While base expectations are discouraging, there are scenarios where the credit and capital formation picture gets better or worse. If you start listing the upside/downside drivers, it becomes clear that any lift to healthcare resources is more likely to come from better-than-expected investment or funding environments than from operations. Operating challenges are likely to take time to resolve, whereas the pace and scale of balance sheet recovery (or deterioration) will respond to whether the Fed engineers an inflation landing in 2023 and whether that landing is soft or hard.
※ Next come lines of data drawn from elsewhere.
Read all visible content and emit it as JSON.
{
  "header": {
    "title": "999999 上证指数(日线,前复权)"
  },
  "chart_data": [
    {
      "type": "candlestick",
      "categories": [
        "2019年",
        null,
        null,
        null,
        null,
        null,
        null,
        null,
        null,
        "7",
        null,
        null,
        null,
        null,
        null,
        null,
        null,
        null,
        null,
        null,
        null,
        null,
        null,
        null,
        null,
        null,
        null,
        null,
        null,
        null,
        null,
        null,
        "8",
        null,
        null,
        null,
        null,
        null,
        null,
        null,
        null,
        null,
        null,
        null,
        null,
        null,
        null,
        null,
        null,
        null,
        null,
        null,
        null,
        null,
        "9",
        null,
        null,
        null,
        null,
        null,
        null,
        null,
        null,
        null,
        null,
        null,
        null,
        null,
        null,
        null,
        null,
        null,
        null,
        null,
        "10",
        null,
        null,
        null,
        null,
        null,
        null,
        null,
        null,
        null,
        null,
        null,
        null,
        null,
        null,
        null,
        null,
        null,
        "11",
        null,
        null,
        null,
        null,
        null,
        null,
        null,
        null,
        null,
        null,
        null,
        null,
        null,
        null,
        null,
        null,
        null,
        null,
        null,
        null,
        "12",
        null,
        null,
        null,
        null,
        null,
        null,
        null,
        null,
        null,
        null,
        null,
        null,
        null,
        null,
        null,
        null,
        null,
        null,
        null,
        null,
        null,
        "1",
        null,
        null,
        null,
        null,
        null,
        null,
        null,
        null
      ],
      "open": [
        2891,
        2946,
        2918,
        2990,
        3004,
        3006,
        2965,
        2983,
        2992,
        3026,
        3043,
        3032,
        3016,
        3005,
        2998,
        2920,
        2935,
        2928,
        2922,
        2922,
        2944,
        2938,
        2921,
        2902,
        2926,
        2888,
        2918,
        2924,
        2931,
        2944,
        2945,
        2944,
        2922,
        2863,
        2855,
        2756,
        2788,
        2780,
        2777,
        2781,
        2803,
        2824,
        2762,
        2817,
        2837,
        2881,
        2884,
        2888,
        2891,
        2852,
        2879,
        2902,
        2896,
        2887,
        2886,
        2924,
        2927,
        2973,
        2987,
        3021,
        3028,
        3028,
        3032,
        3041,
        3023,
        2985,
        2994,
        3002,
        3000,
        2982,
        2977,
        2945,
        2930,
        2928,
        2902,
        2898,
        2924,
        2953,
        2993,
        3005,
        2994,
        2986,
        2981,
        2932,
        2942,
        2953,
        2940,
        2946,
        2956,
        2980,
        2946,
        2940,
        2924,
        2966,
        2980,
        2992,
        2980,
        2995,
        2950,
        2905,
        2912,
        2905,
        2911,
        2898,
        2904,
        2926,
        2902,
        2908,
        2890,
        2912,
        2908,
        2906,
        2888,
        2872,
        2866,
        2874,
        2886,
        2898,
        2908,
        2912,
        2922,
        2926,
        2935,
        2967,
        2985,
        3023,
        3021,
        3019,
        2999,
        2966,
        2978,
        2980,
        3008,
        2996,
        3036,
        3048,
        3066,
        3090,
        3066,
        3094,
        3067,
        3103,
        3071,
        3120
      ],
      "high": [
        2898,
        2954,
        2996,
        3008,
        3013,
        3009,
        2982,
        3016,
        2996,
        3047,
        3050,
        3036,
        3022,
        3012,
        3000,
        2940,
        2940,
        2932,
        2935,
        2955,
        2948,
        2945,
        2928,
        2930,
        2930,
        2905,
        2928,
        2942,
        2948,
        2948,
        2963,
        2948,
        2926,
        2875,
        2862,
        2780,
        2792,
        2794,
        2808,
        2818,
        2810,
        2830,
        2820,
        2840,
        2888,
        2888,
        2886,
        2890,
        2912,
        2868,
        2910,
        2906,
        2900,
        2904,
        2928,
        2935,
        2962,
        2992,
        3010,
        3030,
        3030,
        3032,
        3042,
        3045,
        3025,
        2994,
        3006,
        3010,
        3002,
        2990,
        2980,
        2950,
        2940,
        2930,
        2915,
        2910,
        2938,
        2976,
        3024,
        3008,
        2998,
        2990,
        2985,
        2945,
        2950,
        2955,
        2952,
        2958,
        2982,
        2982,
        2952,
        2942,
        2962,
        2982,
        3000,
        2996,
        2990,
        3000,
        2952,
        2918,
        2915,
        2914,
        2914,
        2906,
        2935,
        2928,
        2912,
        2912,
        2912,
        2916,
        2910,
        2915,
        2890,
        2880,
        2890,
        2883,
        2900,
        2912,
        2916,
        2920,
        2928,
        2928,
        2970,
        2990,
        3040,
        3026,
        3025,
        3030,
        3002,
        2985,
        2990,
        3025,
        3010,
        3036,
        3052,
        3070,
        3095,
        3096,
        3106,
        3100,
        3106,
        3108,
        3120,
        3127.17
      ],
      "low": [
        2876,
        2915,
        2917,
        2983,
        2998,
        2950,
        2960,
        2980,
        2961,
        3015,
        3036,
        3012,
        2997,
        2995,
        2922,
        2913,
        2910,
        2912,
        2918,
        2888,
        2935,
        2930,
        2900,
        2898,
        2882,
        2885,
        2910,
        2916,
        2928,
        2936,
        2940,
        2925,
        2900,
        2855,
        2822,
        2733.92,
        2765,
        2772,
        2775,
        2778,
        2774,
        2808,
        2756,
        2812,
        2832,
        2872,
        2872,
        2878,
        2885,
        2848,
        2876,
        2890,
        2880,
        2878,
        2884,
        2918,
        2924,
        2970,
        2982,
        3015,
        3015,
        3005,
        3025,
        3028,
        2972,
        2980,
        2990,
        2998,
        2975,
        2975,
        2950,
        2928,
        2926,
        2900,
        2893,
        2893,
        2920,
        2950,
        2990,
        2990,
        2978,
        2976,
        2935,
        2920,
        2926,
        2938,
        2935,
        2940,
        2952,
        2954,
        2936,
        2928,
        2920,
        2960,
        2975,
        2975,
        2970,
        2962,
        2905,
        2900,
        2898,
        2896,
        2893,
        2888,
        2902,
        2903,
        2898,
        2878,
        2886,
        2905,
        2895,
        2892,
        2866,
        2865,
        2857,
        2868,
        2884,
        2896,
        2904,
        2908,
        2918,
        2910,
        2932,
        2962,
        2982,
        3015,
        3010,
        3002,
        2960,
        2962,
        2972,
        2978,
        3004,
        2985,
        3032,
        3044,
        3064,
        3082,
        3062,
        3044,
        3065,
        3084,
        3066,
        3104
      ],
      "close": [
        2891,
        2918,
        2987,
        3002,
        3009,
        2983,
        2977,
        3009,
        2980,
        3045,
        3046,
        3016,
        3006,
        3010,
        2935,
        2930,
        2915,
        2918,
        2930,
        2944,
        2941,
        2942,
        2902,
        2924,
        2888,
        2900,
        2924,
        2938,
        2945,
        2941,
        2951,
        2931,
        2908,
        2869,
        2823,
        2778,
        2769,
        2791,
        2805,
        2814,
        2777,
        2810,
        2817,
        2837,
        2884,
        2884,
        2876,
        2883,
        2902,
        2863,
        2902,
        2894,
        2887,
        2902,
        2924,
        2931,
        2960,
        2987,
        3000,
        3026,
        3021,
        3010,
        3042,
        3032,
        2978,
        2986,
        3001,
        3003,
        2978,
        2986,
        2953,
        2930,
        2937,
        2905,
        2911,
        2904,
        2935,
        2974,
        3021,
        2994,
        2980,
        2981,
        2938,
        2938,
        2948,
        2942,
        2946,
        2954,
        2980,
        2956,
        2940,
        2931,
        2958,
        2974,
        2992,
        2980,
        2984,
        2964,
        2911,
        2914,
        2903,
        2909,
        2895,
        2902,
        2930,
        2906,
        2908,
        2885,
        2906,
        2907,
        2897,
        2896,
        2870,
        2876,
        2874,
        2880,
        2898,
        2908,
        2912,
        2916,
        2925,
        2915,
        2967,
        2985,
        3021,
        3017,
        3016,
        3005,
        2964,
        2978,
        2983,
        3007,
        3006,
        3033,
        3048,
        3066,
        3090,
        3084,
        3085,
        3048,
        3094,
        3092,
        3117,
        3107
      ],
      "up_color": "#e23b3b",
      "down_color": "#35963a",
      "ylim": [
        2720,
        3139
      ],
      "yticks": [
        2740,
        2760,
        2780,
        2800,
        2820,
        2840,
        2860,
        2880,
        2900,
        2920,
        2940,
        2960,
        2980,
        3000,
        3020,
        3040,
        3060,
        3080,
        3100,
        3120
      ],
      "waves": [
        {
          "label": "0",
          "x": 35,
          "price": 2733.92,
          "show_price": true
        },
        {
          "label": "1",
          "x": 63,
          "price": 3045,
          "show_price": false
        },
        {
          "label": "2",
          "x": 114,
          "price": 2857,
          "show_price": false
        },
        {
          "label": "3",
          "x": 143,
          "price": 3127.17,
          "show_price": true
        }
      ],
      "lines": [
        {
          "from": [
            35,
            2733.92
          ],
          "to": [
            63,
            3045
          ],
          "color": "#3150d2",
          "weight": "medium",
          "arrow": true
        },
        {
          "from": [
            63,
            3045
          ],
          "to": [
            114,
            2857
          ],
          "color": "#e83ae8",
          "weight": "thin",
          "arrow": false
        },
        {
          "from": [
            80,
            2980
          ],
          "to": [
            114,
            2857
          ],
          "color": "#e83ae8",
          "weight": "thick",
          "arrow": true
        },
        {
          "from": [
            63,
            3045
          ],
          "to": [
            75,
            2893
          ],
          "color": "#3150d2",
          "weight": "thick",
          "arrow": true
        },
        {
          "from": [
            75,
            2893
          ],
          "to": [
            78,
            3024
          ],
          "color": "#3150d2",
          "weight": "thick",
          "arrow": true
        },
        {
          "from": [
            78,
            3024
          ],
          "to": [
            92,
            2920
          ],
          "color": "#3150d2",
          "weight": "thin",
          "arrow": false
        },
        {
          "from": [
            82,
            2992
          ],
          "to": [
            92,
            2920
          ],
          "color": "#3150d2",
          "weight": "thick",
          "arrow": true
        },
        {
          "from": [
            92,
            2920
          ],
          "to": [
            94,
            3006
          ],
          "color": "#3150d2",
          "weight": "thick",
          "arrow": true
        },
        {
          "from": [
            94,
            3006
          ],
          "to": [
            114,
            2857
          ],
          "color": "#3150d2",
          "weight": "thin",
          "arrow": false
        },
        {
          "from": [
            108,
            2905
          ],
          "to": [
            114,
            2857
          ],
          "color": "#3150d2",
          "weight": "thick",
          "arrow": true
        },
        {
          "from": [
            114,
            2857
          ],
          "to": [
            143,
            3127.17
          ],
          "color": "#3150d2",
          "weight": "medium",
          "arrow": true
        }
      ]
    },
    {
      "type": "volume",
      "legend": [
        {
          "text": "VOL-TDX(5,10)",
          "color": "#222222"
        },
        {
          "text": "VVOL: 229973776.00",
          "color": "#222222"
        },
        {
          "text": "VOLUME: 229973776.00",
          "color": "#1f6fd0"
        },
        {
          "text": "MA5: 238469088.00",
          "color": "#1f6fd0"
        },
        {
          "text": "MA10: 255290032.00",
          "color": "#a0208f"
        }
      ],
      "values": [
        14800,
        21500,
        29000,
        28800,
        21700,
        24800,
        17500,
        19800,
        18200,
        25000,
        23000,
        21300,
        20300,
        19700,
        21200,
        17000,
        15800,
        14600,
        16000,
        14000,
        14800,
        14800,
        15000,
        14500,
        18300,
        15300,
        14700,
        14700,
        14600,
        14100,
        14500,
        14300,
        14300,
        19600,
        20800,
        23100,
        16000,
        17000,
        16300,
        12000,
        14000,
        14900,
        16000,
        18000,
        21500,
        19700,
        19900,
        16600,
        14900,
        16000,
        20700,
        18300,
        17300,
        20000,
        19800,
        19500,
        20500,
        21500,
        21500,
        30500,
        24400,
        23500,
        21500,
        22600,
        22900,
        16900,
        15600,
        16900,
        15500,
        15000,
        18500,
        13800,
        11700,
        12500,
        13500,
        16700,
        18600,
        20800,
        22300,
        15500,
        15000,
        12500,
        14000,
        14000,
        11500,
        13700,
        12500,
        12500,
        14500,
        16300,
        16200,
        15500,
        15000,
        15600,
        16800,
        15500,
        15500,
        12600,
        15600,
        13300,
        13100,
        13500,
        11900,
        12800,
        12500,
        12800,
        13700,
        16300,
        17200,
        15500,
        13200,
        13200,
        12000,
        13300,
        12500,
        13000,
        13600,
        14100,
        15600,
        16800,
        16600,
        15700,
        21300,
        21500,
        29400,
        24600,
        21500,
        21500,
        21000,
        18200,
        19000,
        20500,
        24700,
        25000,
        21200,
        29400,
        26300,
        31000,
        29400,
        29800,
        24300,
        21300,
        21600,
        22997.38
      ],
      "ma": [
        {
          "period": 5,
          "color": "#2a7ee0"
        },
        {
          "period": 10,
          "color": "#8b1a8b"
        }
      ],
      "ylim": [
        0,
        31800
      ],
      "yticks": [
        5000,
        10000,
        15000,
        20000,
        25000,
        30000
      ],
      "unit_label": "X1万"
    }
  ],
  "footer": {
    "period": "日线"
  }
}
A soft landing might unleash balance sheets; a hard landing probably leads to unpleasant debt and investing outcomes; and no landing likely means volatility and generally mediocre balance sheet performance.


Potential Headwinds

Potential Tailwinds

Monetary Policy

Intractable inflation pressures shift expectations to a sharper and longer tightening regime


• Markets deteriorate based on the form and severity of the pressures; balance sheets deflate further; debt markets remain unattractive

• Consumers opt to moderate healthcare consumption or a rise in bad debt ensues

Inflation moderates enough for the Fed to reduce the pace or expected duration of rate hikes


• Markets rally, allowing balance sheets to inflate and more favorable financing options


• Confidence and resources lead consumers to fully engage with the healthcare system

Economic Growth

Worsening financial conditions cause faster or deeper erosion in healthcare resource pools


• Federal: divided government and an emerging fiscal restraint wing


• States: weaker income or capital gain tax receipts


• Commercial: reduced tolerance for rate increases or early contract renegotiation


• Uninsured: weaker consumer financial and credit resiliency

Better than expected financial conditions protect healthcare resource pools


• State: stronger income and/or capital gain tax receipts


• Commercial: willingness to give higher rate increases or entertain mid-year renegotiations


• Uninsured: smaller pool armed with greater financial capacities

Healthcare Volume

• Volume pressures escalate in response to forces ranging from consumer behavior to increased competition

• Volume pressures ease, both in terms of absolute levels and composition; upside realization dependent on care infrastructure

Healthcare Labor

• Inability to make meaningful progress in securing human or technology resources needed to drive required cash flow

• Faster than anticipated progress in rebuilding and restructuring workforce; multiplier effect from volume recovery

The defining characteristic of January 2023 is the multi-variable set of high-impact unknowns; and the only way to push back is to bridge the management of scarce resources across the very different operating, financing, and investing functions that define every not-for-profit healthcare organization. Risk management is vitally important, as are strategic, financial, performance improvement, debt, and investment management plans. But the aggregate imperative for 2023 is connecting all these initiatives and being truly excellent in the accumulation, positioning, and allocation of all available and accessible resources. Churchill’s admonition to “keep going” through hell isn’t about being passive, and our continued advocacy for great resource allocation is because it’s the best way we know to take the fight.